The city opened 290 cooling centers at city-run senior centers and community centers, and Mayor Michael Bloomberg urged residents to help prevent blackouts by conserving power and to not exert themselves in the heat.
“It is very hot,” Bloomberg said. “I don’t care how good a runner you are, I don’t care how strong you are, you should take some precautions to prevent strokes.”
The temperature in Central Park hit 90 degrees at 1 p.m. on Monday, and temperatures in the 90s were forecast through Wednesday, said Joe Pollina, a meteorologist with the National Weather Service.
“This is the first heat wave this year,” he said.
Last year, the heat wave that struck in late July and early August caused 40 deaths directly from heat stroke and contributed to the deaths of another 60 people, city health officials said.
Monday marked the first time in 2007 that the city opened cooling centers for people without air conditioning to escape the heat – something that was done all during last year’s heat wave.
But one social worker with an agency that provides services to seniors said the cooling centers may not be enough.
“We’ve seen that the city has done a good job of publicizing the cooling centers, but it’s often hard for seniors to get there,” said Karen Fuller, director of health and nutrition services for Dorot, an agency that delivers meals and other services to homebound seniors.

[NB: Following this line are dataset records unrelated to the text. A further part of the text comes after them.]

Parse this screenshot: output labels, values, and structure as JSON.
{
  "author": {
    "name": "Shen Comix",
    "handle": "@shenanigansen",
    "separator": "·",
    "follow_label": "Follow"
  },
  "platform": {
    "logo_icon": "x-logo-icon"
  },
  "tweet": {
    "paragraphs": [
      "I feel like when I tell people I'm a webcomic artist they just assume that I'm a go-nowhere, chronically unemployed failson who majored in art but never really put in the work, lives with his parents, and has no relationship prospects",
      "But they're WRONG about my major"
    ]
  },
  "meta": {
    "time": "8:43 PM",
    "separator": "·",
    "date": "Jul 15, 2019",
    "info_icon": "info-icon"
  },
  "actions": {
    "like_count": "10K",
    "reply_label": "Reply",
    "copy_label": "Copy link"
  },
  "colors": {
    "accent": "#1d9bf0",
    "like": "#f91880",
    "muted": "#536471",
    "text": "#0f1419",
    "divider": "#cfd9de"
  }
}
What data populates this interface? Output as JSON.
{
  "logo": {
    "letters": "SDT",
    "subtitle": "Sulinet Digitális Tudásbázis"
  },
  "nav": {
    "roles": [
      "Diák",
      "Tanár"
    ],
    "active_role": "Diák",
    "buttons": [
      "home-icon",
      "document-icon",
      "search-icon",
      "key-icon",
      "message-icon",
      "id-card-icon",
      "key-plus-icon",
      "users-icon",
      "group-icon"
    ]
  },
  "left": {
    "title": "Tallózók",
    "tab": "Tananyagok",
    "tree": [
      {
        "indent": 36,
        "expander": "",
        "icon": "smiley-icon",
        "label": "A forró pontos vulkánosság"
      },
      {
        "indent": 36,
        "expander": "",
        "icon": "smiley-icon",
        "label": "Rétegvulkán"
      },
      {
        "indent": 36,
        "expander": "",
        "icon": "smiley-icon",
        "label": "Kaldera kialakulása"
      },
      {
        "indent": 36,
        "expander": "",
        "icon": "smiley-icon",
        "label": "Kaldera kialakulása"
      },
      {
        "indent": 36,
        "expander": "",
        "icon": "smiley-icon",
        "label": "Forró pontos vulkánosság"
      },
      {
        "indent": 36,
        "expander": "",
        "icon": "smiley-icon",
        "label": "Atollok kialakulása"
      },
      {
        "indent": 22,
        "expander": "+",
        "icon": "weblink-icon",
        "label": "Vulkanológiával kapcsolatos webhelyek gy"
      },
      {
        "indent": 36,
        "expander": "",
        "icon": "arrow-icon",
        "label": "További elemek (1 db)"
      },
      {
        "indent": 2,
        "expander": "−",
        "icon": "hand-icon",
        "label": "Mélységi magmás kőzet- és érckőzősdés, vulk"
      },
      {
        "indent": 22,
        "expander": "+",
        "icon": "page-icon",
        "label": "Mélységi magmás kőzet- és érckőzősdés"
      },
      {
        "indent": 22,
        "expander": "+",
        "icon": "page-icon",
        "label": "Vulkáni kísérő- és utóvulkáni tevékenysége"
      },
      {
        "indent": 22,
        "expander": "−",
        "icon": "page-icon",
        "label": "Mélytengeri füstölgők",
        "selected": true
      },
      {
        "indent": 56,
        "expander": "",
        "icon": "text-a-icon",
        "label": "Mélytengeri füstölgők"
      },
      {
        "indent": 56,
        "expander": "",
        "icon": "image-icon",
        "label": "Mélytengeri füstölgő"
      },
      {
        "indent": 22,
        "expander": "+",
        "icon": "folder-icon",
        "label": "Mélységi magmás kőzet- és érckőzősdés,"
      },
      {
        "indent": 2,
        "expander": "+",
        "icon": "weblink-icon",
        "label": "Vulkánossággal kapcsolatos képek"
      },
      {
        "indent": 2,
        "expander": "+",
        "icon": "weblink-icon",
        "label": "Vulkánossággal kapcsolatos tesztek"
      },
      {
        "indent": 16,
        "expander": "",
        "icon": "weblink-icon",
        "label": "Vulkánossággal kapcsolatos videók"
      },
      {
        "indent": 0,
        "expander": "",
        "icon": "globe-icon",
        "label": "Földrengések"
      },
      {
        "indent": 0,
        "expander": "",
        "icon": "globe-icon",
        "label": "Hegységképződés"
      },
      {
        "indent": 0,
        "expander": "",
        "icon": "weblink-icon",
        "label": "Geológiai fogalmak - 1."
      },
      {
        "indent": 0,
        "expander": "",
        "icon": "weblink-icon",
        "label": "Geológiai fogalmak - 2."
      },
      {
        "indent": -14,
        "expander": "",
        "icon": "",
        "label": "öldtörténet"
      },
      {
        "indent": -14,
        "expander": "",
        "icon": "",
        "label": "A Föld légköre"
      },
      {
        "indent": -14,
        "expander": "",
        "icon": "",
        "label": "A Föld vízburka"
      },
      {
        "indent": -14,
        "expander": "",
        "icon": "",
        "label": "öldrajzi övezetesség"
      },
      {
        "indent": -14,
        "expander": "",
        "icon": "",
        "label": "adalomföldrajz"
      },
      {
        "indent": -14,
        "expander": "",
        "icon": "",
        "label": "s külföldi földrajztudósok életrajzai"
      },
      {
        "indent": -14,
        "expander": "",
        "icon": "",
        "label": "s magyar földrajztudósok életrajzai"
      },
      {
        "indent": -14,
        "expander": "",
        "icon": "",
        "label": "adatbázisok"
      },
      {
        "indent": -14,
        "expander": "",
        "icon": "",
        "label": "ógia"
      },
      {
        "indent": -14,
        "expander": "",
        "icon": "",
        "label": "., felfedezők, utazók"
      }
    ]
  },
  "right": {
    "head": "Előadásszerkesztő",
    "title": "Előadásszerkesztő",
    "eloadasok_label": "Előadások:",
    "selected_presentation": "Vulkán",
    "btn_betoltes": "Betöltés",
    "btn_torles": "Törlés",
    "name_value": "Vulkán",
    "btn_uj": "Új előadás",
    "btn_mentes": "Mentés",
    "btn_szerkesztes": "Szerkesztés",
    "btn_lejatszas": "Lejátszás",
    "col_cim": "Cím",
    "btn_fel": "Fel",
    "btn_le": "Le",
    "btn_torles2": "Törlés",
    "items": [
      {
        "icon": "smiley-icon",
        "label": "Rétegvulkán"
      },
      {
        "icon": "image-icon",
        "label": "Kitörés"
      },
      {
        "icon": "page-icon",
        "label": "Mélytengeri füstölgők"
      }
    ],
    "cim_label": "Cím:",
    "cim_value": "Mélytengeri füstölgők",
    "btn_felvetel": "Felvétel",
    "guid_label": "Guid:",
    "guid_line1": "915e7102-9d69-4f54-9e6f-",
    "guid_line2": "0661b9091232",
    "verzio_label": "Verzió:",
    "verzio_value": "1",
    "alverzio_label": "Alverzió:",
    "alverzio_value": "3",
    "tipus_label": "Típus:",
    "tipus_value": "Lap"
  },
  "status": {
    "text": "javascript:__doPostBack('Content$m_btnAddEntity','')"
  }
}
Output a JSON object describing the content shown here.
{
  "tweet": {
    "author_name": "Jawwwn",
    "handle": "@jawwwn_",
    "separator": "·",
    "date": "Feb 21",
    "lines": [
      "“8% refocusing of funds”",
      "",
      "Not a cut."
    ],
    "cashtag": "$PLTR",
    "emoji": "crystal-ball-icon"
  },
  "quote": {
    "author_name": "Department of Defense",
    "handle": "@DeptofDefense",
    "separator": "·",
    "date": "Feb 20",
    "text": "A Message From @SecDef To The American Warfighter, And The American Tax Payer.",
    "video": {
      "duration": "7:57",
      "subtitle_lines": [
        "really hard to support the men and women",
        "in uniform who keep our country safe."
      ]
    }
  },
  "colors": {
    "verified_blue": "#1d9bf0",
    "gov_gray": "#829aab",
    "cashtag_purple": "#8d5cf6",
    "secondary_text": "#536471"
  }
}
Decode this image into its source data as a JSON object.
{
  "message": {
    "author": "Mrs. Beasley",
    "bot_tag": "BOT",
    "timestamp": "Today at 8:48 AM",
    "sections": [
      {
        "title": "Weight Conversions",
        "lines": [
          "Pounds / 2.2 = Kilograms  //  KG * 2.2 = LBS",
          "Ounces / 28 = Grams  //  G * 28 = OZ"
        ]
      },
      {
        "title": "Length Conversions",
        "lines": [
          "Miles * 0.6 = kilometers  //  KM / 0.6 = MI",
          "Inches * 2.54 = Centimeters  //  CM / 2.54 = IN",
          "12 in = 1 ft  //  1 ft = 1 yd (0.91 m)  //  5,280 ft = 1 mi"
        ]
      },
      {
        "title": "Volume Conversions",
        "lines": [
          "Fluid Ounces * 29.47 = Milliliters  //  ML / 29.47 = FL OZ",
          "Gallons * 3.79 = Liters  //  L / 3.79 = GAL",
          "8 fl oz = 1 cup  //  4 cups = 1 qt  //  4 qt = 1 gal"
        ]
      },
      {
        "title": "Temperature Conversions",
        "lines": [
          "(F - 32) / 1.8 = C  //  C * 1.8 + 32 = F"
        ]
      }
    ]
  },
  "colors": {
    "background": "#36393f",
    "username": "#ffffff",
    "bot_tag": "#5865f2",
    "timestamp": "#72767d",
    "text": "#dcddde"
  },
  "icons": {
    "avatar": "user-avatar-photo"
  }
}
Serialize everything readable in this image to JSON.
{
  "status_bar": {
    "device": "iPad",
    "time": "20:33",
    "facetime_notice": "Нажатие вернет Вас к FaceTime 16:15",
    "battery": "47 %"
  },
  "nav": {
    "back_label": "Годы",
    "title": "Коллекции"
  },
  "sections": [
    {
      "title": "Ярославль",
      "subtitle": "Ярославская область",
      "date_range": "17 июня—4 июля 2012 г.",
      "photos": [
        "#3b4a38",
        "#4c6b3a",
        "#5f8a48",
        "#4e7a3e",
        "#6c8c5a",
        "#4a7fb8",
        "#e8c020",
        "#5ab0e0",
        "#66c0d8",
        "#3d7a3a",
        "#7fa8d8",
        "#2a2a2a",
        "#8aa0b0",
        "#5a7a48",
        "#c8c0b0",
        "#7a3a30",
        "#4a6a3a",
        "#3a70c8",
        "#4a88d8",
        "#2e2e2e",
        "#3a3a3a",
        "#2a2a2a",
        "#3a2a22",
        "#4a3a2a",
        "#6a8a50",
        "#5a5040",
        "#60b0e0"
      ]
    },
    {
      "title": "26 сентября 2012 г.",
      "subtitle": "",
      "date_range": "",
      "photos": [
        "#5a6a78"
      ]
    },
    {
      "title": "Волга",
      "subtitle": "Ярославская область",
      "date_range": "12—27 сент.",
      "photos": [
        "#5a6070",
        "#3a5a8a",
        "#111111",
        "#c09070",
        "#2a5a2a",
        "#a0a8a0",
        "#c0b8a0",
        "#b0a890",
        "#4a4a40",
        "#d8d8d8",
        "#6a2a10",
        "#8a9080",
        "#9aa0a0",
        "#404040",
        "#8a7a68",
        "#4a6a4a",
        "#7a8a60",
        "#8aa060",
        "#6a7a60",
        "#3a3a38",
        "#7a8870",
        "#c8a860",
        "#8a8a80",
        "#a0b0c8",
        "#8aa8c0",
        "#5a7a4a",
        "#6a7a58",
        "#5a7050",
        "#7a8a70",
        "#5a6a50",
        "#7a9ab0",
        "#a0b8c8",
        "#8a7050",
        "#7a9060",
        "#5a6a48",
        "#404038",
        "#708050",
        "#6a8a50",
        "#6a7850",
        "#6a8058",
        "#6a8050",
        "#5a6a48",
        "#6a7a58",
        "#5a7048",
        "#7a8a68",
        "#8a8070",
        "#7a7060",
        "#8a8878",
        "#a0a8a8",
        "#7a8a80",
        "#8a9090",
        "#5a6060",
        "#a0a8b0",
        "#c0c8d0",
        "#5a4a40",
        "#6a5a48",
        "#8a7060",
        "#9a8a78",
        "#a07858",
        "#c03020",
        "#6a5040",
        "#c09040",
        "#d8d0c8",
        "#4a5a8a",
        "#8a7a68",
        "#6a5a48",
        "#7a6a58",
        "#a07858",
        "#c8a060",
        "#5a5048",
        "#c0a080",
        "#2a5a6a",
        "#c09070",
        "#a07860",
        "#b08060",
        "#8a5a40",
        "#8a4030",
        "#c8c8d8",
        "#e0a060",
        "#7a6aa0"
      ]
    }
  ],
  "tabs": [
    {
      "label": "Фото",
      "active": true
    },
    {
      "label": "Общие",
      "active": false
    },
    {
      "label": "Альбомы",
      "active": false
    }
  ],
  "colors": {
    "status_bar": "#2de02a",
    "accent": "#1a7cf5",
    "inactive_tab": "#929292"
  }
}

The commissioner of the city’s Department for the Aging, Edwin Mendez-Santiago, said seniors should have buddy systems to make sure someone checks on them.
“Make sure you’re planning in advance, that you have water, that you use your air conditioner, and if you don’t have an air conditioner seek respite at a cooling site or any other location where you can cool off,” he said.
Monday’s heat spread as far south as Virginia, where temperatures in the 90s prompted state officials to issue a hazardous weather alert. Richmond city officials opened three cooling shelters.
State parks in Pennsylvania were shuttered after Gov. Ed Rendell furloughed more than 24,000 state employees because of a partisan deadlock that is holding up a state budget – a move that put state-run swimming areas off limits to those seeking respite from the heat.
Seven-year-old McClane Dyerson looked dejected after his family had to cut short its weeklong camping trip at Black Moshannon State Park in Philipsburg.
“I like going to the beach,” he said. “That’s what most people like to do here most.”